Along with John Lopez, Hassan Amini followed the full production of ‘The Two Faces of January‘, shooting behind-the-scenes in a cinema vérité style: almost no interviews, a chronological narration that intercuts footage on set with final scenes from the movie, the whole thing brilliantly edited over the film’s score.
It took me a while to click on the video link Amini sent me because I was genuinely scared of its running time. After 3 minutes in, I was hooked, 5 minutes in and I had to stop to email Amini and ask him if I could share it and if he would agree to write about his experience. I finished the full making-of with the wonder in the eyes, and I have a feeling some of you might fell under the spell too.
Hassan Amini on ‘The Two Faces of January’s Making-of:
“In 2012 my brother started production on his directorial debut ‘The Two Faces of January’.
The shoot was scheduled to last over fifty days with over half of it shot on location in Greece and Turkey. I went along to offer moral support and help save money by shooting the b-roll.
I’ve always been a fan of behind the scenes docs and here was my chance to make one.
Since my job was to shoot the b-roll I decided to film as much of the mechanics of the scenes as I could and then structure the doc around the film’s most basic narrative. Or that was the intention anyway.
‘The Two Faces of January’ is a road movie so the constantly changing locations were a great help in trying to tell each scene differently. Every day there were new problems to solve against the most epic backdrops. (For anyone who hasn’t been to Crete I recommend it.)
Alberto Inglesias‘ score was inspiring, and the crew, the talent and my brother were all very generous to put up with me. The ADs will testify that I was a pain in the a***.
The project was shot on a single Panasonic GH2 by either myself or fellow filmmaker, John Lopez.
The rest of the kit consisted of a video tripod, a $30 shoulder stabilizer (useful but makes you look slightly ridiculous) and a bunch of slow and fast lenses, ranging from 20mm to 300mm.
For sound, we used a Beachtek box with an XLR Shotgun mic which was not entirely suitable and churned through batteries.

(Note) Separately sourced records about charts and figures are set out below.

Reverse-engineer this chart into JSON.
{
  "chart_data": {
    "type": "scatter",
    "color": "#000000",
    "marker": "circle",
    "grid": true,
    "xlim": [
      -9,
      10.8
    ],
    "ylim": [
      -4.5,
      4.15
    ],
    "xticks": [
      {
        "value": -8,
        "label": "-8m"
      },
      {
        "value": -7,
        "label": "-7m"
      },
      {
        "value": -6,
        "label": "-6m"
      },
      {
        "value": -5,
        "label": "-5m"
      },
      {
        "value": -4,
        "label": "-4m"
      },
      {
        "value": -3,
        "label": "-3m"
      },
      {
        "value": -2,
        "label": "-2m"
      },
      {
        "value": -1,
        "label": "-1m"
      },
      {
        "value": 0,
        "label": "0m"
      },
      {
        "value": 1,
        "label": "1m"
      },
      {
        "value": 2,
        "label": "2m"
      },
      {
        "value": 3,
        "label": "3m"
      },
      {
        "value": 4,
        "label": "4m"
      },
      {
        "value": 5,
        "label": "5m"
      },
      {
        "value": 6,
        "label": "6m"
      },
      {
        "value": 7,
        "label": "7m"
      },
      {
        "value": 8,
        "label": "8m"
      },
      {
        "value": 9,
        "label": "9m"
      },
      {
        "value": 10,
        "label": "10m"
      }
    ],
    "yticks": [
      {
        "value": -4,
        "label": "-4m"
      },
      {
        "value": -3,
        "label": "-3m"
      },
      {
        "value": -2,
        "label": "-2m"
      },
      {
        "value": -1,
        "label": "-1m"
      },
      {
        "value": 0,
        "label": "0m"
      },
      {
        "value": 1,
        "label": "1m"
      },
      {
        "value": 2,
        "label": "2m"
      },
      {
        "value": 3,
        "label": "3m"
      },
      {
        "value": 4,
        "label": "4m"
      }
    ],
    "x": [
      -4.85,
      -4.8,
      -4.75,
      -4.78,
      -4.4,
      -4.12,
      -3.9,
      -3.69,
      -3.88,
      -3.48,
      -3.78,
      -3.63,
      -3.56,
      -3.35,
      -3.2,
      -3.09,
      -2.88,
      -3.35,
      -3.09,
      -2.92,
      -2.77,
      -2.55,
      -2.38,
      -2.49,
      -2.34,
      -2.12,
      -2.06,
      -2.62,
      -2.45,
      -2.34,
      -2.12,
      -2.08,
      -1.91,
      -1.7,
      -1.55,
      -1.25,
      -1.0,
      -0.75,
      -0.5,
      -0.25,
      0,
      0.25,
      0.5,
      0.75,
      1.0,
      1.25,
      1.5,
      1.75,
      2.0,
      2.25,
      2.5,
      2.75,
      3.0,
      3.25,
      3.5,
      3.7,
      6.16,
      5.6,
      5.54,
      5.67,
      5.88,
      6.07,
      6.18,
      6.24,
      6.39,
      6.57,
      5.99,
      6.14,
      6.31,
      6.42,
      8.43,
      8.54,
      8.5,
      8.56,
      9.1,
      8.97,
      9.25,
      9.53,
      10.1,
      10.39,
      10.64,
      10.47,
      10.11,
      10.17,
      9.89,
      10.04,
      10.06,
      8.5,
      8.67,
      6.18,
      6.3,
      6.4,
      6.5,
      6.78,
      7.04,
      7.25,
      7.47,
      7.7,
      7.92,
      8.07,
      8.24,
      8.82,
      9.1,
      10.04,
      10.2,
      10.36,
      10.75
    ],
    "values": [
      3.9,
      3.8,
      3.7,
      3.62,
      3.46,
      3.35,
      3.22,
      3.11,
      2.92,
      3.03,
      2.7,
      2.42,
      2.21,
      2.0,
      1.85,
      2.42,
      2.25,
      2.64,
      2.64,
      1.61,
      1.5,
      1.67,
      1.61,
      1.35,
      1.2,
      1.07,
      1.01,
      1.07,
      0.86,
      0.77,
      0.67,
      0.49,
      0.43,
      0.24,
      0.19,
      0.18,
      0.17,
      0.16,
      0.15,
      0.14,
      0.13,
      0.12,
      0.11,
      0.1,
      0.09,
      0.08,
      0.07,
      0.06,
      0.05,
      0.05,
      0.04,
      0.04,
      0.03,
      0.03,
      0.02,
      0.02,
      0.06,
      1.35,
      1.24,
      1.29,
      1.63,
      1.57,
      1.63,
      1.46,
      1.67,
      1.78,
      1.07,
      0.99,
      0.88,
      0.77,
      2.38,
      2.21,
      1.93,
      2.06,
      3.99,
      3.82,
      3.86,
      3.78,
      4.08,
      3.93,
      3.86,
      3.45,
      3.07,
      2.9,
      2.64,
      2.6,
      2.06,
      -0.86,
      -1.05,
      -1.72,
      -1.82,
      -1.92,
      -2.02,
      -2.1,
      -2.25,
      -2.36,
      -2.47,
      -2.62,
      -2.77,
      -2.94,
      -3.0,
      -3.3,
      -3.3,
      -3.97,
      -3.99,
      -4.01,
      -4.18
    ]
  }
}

Below, for educational purposes only, is the result…”
What I LOVE about this making-of is that it captures so well the level of choreography that is involved in filmmaking. It’s one thing to know that everybody has a position and a function on a set, it’s another thing entirely to see it applied over time and on different locations at a certain scale, in front of your eyes.
And just like in a ballet, everybody evolves around the lead dancers, in lieu, Viggo Mortensen, Kirsten Dunst and Oscar Isaac. In ‘The Two Faces of January‘ making-of you basically get to be the silent mouse watching actors dealing with a wide range of scenes (from intimate to violent to crowded etc.), and a film being made.
I feel there is nothing I can say that will convey my enthusiasm for this making-of, so I’ll finish with this: watch the first 5 minutes, and if you find it boring, close the tab and voila.